This section outlines all the data transformation processes done to dataset.
Before any data transformation, measures were taken to ensure data integrity.
Creation of Backup Sheet
A backup of the original dataset was created.
The backup sheet was protected to prevent modifications and hidden from the working environment to avoid accidental changes.
Data Integrity Checks
Prior to any modification, thorough checks were conducted to ensure the integrity and consistency of the dataset.
Convert Data to Table
The data was converted into a table format to enhance data handling and analysis capabilities.
Duplicate Record Removal
Identified and removed 13 duplicate records based on multiple criteria: property_id, latitude, longitude, address, type, and price. Remain 230 unique records.
Removal of Irrelevant & Duplicated Columns
Removed repeated and irrelevant columns (e.g., address, images, status, and added) to streamline the dataset.
Handling Zeros and Null Values
Applied conditional formatting to highlight records with values below zero, such as distance_to_uol, time_by_walk, and price, as well as to identify empty records. 6 records were removed and remain 224.
Concatenation of Column Values
Concatenated the fname and sname columns using the CONCAT and TRIM functions to create a full_name column for the agent.
Text to Column
Split the address field, which contained both the address line and the area within Leicester, into two separate columns using a comma delimiter.
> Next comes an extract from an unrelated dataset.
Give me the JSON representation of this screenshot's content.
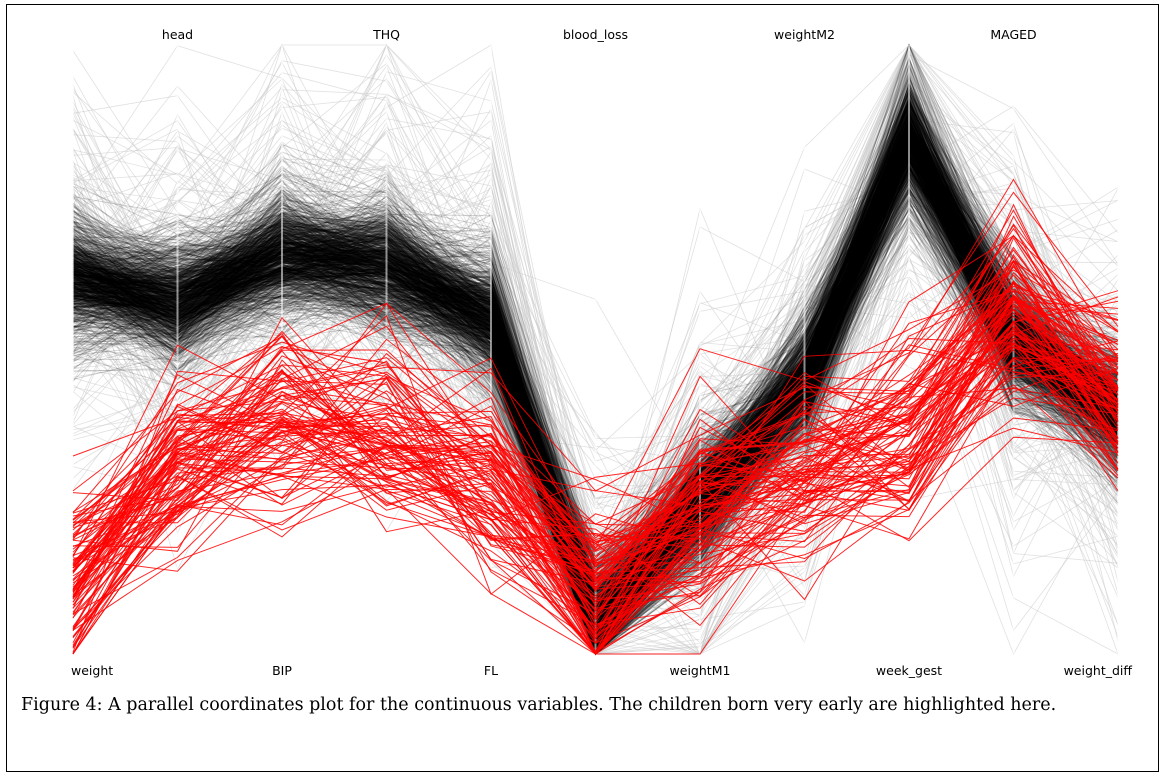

Standardisation of Similar Addresses
Standardised minor inconsistencies where the same address appeared differently after splitting the column.
Data Formatting
Formatted the data appropriately for currency, distance, and time to ensure consistency and accuracy in reporting and analysis.
Renaming Column Names
Renamed several columns to more appropriate titles (e.g., member, trade, property, type) for clarity.